For those of you following along about my mom, post stroke, you would know that I have spent my summer working and there haven't been too many updates. I have done what I could, but work is work. For the almost 9 months after her stroke, I was really the only person in my family putting any effort towards her, so when I went to work, people were going to have to step up. No one really did. And because of that, she hasn't made any new progress. BUT she hasn't slipped either. Her cognitive abilities have gotten better. Mentally, she is the clearest she has been, despite all of her alone time.


My uncle sent me a text at 8:20 last night that he is coming into town today and tomorrow to shop assisted living facilities. I SNAPPED. I was actually sitting at my mom's neighbors when the text came in, because I had been at my mom's house. He suggested that I free up the days he will be here so we can have a family sit down about this.

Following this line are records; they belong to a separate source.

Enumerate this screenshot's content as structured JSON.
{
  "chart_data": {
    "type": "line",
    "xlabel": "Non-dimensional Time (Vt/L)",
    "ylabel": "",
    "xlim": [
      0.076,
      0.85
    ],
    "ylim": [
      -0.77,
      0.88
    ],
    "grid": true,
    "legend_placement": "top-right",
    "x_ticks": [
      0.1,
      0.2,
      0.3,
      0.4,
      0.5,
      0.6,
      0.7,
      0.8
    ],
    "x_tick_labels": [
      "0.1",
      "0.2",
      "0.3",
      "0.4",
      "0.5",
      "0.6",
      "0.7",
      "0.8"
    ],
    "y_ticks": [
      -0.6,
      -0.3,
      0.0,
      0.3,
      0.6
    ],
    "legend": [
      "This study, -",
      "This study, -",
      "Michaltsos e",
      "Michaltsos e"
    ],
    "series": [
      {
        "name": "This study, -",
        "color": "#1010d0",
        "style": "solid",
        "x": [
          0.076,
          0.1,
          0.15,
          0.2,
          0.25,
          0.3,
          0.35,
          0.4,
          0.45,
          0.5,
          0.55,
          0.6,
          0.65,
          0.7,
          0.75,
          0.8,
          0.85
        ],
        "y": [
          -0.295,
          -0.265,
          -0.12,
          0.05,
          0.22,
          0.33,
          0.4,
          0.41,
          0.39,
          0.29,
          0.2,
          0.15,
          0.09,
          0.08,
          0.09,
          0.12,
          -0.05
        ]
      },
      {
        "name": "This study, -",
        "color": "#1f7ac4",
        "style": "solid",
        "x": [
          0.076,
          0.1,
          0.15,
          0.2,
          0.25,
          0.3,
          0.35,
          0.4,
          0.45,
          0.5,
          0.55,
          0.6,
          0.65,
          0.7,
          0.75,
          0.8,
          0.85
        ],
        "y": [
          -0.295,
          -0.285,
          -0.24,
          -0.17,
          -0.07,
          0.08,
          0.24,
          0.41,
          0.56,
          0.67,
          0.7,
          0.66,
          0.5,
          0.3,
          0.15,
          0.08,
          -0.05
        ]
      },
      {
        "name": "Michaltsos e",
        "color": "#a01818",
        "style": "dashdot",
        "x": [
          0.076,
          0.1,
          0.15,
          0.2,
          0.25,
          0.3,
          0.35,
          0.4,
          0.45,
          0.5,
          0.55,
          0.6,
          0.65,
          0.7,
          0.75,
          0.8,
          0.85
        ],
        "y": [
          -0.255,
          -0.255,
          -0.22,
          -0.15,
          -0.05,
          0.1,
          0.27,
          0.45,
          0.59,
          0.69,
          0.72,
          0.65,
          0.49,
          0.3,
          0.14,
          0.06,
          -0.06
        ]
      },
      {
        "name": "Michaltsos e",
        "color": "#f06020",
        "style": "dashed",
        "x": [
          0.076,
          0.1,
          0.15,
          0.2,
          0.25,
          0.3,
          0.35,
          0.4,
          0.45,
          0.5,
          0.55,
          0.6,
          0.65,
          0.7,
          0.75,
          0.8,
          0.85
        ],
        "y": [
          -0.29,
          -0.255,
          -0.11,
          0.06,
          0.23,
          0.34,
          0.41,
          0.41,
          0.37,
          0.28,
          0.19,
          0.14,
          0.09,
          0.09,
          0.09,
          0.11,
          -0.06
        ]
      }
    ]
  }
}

I can't just change my work schedule overnight like that. He is ridiculous. This is all ridiculous actually. I am going to have to make some game time decisions in life, that I don't want to make, and that I don't have time to make properly. I just don't want her in a facility.


I called my dad for some counsel when I got home. I said "dad, explain to me why this upsets me so when I never even cared I had a mother before all of this". I know that sounds horrible, but it is true. I wasn't her daughter. I was a person she occasionally interacted with over the years when my sister wasn't next to her. My dad says "because you know it's the right thing to do". It may be the right thing to do, but I don't know that I can make that commitment with my work. I can't find that balance. Having 4 months of the year free does not help this situation.


So...you might catch me online this morning, before work, putting away all the vacay laundry, and tomorrow in the office for G rated Jenni - Smile at me. I know it isn't this bad. It just feels heavy.